Si la zone étudiée, de plus de deux hectares, ne révèle par le hameau lui-même, situé hors de la surface concernée par les aménagements de la ligne ferroviaire, elle permet de lever le voile sur les pratiques agricoles et la vie de paysans qui pendant quatre siècles ont su mettre en valeur les riches terres de la plaine melgorienne.
Une aire de stockage agricole
La fouille du site de Lallemand permet d’étudier un très vaste quartier de stockage des céréales, implanté aux abords orientaux d’un hameau. Cet espace de près de 10 000 m² est divisé en secteurs, limités par des fossés, qui regroupent au total près de 550 silos.

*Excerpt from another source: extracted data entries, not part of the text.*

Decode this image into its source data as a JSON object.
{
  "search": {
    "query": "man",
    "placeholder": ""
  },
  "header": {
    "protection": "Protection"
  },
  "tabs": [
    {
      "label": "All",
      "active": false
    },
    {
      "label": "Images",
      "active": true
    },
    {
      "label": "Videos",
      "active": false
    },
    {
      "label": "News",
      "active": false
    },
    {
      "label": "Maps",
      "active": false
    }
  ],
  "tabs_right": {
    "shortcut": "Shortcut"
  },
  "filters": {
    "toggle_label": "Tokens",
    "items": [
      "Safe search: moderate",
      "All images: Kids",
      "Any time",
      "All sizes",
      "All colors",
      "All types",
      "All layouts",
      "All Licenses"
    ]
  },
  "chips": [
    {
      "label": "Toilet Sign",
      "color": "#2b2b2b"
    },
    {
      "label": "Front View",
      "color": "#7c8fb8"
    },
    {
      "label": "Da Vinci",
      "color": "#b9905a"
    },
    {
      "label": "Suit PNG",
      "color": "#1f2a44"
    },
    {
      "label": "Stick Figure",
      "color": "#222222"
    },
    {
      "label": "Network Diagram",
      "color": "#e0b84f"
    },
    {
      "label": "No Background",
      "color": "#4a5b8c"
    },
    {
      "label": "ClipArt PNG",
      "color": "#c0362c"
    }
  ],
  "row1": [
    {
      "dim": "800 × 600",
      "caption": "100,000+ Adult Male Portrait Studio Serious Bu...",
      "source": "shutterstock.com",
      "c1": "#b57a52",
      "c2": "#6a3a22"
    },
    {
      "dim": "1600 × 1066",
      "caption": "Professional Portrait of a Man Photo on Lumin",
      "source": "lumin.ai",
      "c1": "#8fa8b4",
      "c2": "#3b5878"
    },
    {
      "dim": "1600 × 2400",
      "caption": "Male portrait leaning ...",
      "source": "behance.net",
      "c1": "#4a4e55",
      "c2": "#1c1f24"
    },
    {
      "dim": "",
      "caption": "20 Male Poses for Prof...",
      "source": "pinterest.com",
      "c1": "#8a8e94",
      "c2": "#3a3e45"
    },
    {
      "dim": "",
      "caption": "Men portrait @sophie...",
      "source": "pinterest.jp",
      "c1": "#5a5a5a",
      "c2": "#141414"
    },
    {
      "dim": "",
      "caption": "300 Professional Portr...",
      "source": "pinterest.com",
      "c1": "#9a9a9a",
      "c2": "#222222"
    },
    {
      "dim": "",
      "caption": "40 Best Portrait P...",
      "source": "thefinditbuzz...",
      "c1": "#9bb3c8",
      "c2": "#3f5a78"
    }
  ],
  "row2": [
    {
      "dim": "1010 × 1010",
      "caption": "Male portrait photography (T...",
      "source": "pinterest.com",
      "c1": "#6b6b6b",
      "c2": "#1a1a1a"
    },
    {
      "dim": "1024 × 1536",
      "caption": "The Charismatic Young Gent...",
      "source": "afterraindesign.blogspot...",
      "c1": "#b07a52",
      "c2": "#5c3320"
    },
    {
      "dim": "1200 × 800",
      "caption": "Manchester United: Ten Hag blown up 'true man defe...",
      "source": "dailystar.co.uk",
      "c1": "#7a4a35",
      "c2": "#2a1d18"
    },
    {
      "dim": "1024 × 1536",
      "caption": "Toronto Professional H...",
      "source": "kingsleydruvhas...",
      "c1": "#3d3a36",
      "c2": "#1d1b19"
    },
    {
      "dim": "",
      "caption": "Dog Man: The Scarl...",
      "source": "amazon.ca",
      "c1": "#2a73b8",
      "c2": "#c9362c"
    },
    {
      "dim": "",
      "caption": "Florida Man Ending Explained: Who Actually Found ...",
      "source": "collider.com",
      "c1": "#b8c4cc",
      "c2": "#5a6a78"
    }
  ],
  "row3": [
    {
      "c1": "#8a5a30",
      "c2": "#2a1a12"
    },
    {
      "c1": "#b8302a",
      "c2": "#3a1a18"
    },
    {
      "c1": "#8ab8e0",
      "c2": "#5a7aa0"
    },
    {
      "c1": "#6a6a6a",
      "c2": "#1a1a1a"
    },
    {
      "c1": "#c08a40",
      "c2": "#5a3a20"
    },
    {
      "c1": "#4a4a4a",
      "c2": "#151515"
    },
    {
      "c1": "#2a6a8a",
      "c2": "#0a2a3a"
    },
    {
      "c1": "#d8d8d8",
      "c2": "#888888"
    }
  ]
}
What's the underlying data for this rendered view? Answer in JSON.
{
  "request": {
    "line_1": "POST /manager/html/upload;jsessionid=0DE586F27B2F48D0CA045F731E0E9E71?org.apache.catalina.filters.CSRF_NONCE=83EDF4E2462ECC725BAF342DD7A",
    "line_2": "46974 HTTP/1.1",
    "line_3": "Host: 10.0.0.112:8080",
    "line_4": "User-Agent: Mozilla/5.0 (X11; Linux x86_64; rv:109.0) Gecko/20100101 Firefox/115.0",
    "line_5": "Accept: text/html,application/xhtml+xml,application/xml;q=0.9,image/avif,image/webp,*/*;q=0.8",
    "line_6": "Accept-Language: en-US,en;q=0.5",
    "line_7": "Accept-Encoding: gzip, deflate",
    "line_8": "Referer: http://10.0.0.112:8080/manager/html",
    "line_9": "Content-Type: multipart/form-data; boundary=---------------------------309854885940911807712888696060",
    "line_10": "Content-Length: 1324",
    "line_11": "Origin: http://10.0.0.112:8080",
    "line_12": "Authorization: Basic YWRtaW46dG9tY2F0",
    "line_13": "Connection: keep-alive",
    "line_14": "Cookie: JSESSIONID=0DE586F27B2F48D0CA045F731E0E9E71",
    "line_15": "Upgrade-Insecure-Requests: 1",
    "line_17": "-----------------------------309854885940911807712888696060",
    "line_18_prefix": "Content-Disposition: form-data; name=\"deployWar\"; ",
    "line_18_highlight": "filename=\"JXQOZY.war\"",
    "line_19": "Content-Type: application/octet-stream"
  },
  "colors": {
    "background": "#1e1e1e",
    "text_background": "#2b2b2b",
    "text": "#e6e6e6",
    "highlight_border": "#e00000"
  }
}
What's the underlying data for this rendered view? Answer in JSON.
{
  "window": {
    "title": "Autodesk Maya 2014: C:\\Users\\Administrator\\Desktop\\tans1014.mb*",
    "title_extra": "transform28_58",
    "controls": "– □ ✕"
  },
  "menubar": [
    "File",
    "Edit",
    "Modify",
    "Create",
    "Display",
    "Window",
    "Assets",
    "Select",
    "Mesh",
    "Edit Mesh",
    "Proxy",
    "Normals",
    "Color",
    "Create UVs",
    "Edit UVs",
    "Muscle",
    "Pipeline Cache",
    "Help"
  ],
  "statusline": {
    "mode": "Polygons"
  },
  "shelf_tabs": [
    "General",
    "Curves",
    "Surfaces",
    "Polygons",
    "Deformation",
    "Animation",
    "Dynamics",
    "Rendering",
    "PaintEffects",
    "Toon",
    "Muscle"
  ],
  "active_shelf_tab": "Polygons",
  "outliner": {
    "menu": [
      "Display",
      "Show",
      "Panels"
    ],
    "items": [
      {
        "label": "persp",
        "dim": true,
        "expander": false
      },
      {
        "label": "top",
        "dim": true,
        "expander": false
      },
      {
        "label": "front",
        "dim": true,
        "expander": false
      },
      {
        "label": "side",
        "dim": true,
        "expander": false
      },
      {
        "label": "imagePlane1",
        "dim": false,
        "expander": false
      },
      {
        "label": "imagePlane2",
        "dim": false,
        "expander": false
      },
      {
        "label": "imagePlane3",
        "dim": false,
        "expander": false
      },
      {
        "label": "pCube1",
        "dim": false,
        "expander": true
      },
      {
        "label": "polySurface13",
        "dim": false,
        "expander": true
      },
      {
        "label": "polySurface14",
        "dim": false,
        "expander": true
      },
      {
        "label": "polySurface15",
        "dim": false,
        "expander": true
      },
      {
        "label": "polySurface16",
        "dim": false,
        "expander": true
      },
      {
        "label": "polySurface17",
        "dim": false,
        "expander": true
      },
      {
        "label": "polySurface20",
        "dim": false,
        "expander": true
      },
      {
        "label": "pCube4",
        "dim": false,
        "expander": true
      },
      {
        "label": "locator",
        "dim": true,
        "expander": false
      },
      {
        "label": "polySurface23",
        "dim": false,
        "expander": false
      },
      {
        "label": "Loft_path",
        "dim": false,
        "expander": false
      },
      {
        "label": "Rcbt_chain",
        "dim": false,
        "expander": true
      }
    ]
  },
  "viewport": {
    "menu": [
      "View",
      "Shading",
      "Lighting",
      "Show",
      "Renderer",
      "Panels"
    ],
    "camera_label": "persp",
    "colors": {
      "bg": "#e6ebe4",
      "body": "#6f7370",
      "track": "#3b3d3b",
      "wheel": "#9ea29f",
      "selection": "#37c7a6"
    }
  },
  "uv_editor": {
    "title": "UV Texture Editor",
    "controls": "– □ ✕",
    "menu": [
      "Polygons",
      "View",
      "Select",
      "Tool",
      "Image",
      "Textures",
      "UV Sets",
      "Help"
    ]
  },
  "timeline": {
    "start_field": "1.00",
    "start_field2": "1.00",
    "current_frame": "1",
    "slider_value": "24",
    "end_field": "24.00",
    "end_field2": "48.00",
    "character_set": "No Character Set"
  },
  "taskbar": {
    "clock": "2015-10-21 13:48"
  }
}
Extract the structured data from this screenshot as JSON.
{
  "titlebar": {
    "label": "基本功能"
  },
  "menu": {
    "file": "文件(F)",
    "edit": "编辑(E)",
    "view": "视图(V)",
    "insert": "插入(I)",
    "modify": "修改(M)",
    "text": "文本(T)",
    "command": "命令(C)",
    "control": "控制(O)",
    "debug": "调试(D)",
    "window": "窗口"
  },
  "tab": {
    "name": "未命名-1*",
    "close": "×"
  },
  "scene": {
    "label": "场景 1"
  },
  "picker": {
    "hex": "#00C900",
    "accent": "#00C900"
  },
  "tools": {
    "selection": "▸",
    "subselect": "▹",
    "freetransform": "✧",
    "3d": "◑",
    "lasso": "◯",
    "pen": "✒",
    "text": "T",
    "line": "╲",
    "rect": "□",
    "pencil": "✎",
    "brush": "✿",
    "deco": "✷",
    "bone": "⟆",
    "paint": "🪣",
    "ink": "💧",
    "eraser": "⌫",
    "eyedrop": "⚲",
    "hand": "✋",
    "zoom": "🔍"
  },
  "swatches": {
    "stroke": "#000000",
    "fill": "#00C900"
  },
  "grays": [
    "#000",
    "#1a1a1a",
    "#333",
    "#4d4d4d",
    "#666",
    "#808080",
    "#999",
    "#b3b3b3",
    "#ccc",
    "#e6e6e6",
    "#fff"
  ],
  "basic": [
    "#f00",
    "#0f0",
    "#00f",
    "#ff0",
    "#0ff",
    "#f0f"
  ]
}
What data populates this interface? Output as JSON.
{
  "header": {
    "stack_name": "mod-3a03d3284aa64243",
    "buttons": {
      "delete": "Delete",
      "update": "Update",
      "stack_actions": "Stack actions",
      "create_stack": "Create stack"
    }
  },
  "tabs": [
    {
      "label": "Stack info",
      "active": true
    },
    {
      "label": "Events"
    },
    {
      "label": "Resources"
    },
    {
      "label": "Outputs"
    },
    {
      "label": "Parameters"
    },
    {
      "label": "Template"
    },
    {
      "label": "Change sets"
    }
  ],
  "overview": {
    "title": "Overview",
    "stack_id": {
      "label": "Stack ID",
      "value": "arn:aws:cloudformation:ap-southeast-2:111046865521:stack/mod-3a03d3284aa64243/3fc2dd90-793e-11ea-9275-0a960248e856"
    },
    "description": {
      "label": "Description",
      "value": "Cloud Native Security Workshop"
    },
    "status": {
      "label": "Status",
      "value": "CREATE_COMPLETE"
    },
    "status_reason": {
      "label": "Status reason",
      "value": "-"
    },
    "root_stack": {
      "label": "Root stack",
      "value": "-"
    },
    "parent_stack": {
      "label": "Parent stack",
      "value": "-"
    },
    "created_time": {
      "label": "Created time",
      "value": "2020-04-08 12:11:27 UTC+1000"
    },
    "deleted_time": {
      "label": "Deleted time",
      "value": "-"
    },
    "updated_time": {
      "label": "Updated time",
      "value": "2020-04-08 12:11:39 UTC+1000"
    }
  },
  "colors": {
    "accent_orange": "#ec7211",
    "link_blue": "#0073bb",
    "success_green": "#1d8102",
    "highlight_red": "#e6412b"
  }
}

Il s’agit de fosses creusées en terre pour accueillir les récoltes céréalières, ainsi conservées à l’abri de l’air et de la plupart des nuisibles, une pratique connue depuis le Néolithique. Chaque silo, dont le volume variait de 100 à près de 10 000 litres, était bouché par de grandes dalles et signalé en surface par des tertres de pierres. Ces structures offrent aux chercheurs de nombreux éléments de réflexion. Certains silos ont servi de dépotoirs après usage et livrent des éléments de mobilier (de la vaisselle en terre cuite surtout) qui constituent de précieux indices de datation : ils indiquent ici une utilisation de l’aire d’ensilage du VIe au IXe siècle de notre ère. La conservation de certains matériaux végétaux (graines, charbons de bois, pollens…) permettra aussi d’envisager, à l’issue d’études complémentaires, la reconstitution du paysage de l’époque et l’identification des pratiques agricoles, en termes de variétés cultivées, de rendements ou encore de saisonnalité.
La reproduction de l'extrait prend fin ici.